Such a rest period in specially adapted schools as I am here advocating would serve not only to establish the health of adolescent girls and fit them for vigorous womanhood, it would, as I believe, change their ideal and remake life. In such surroundings fitted to their own needs, and with a different valuation of the future set before them, they would have a truer sense of self-consciousness; they would come to understand in quite a new way the responsibilities and high glory of being women.

The difficulties, of course, are numerous. And, first of all, it will not be easy to find the right teachers for these adolescent schools. They will need to be specially trained; but training alone will not serve. The teachers must have had a much wider experience of life than is usual to women; they ought to have genius and a passionate love of children: they need to be mothers in spirit.

Necessarily, the expense of such teachers and of these special schools, which should be established in great numbers and with no thought of sparing the cost, will be heavy. It will be thought, I know, by many that this fact alone makes the plan impracticable. I can answer only, that any expenditure that will produce fit and glad mothers for the future is an expense that will be met by a wise nation.

I would urge that this question be approached from a practical attitude. On all sides concern is being felt at the decline in the birth-rate, which has fallen one-third in the last thirty-five years. The Royal Commission that I have referred to already has made its investigation and issued its report. Much has been written on the problem, and many guesses made as to the vaguely understood causes. The economists find all the evil in economic conditions; the religious say that it is our morality that is at fault. Many are the remedies suggested, a few of which are practical and good. And so urgent is the matter felt to be, now that war with its destruction of life is teaching us a little more the value of life, that changes, long called for, but hitherto seemingly unattainable, shortly may be made in our divorce and marriage laws. The sharp and cruel line drawn between the married and the unmarried mother will at last waver and break on its rotten supports. Already the saving of child life has become a matter of such urgent need that much necessary reform is being accomplished.
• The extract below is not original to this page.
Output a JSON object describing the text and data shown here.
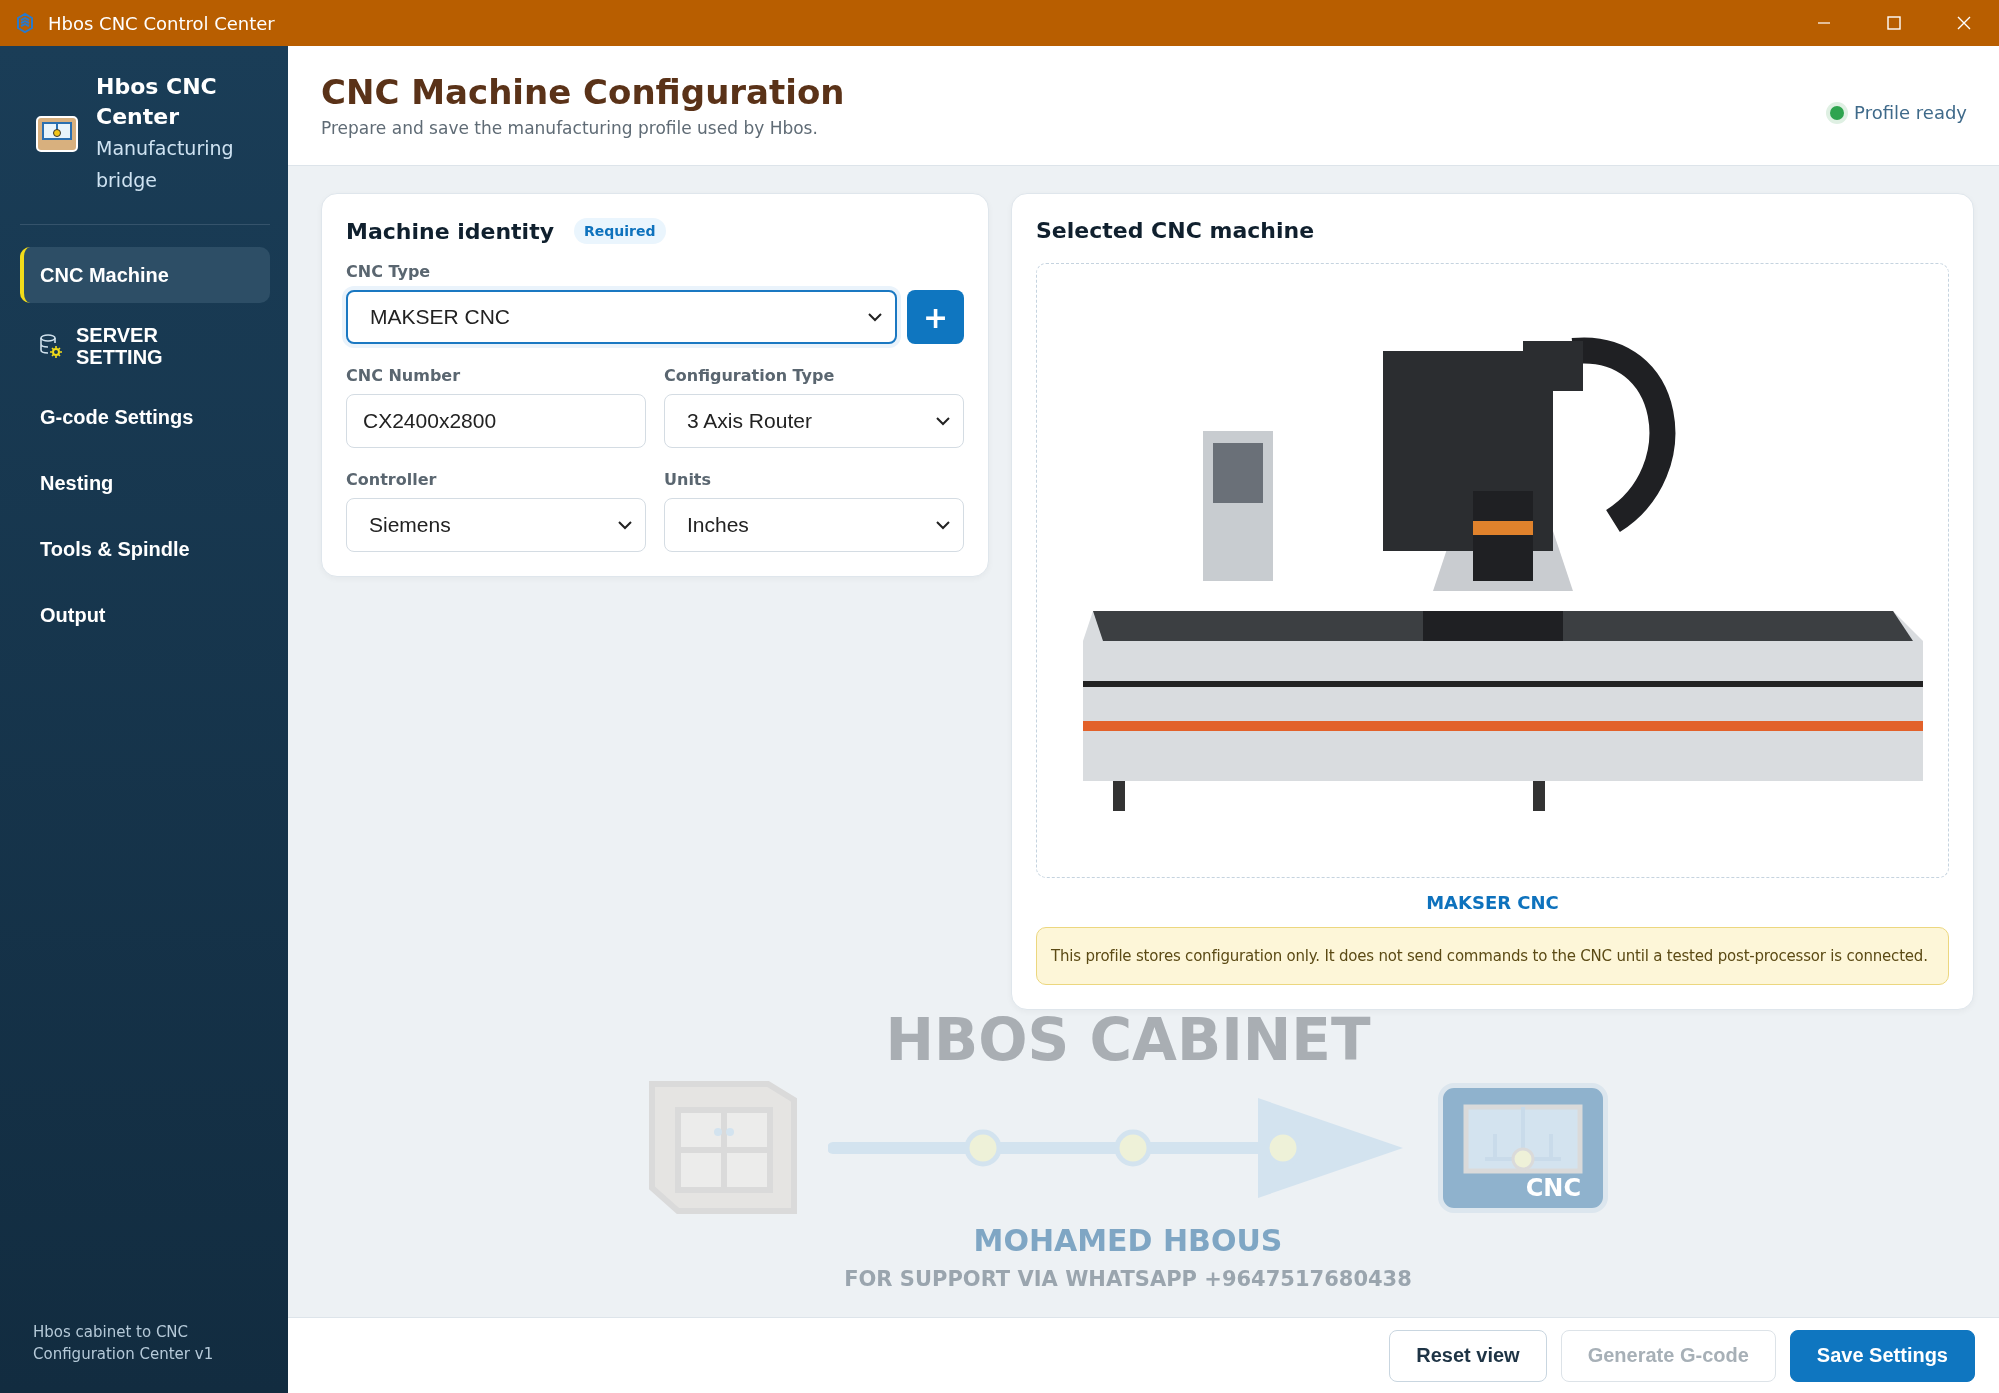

There is little doubt that these valuable movements will go on.

Yet, I think, we are failing to attack the real cause, and unless we do attack it there, right at the beginning, we shall go on as we usually do, experimenting in this way and in that, doing one thing and leaving another undone, and we shall only tinker and fuss and then wonder why we fail. Blind and fools! we fail, and shall go on failing, because we do not educate our girls and act in life in such a way as will encourage motherhood.
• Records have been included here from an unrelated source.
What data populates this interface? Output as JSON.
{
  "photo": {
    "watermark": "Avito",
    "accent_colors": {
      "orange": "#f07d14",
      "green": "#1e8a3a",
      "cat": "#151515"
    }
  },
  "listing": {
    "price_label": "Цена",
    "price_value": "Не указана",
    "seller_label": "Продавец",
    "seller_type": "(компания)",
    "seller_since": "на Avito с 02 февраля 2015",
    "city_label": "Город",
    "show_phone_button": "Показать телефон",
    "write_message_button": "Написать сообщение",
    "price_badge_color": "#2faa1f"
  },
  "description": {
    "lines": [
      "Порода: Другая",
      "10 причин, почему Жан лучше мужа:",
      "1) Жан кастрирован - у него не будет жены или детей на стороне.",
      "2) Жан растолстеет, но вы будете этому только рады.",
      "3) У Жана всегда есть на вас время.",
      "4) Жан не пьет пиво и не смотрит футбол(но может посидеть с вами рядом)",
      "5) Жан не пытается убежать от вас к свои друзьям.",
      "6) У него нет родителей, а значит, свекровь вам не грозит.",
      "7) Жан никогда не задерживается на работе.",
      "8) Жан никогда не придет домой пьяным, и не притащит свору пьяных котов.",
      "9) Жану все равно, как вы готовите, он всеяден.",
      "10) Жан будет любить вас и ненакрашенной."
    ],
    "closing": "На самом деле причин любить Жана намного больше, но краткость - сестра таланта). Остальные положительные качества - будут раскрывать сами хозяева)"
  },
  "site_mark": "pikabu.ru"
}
I have put out my idea: I have tried to be as explicit as possible in suggesting the remedy. I am conscious now of opposition that will be raised. I shall be told that my plan, which seems so simple, of educating girls to be women is not practicable. And then I shall be reminded of the immense surplus of women in this country who are unable to marry and live a full and healthy life—a surplus large before the war, enormously greater now.[107]

Let me state at once that I am very far indeed from forgetting this great host of enforced celibate women. I have spoken more than once in my book about them, and I am not now concerned with their position. What I want is to save the future. Many girls and women to-day are finding their work and the fresh excitements of independence sufficient to gladden life. They do not claim pity; yet this satisfaction that women are feeling is the danger that threatens the future. It is just because these women, whose desires will be fixed on work and away from motherhood, must be here among us, in every place, especially in our schools and in our factories—everywhere in contact with youth—that I am pleading with all the power that I have for a quite changed training for the young girls of the coming generation of women. I fear greatly the influence that I believe must grow up if industrial values of what is good in life are unchecked, and the desire of women is turned more from motherhood and the life that matters to the outside details of existence.

Life must be re-shaped, and the first step is the perception of an idea. We want belief, for life must have a structure—the scaffolding on which we may build. And each individual woman among us may not be trusted to make her own structure—to convey and carry whatever it may be that she desires. Such selfishness makes any permanent building impossible. That is why in this generation we have lost our ideal.

The previous age fixed its attention on the reform of injustice in the outward relations of men and women, on the regulation of capital and labour, on the equality of the sexes and the improvement of the conditions of life—efforts which culminated naturally in socialism. My work is one dealing essentially with an attitude towards life. I would protest against the want of respect for the ultimate emotional aspects of life, the love of man for woman and of woman for her child—a want of respect which makes it impossible to tell a young girl openly the reason why she must not over-exert herself at the time of her monthly periods. I confess to little patience with this effort to escape sex. Everything connected with birth and maternity has to be hidden and mentioned only in whispers. We have forced the attention of girls away from motherhood, fixing their desires on work and independence. Obedient and inexperienced, they have followed our guiding. We have taught them to regard the physical attraction which they ought to feel towards men as not nice, thereby associating in their young minds all sexual feelings without distinction as not nice. We have left them ignorant that sex feelings may be good or bad according to their associations. Harmful emotional repression has been inevitable, with a result in the after years of distaste for motherhood and passionate marriage. We have made love unclean and separated it from their lives. And, where love is not, all else is barren. I must speak strongly, for very great is the evil we are countenancing.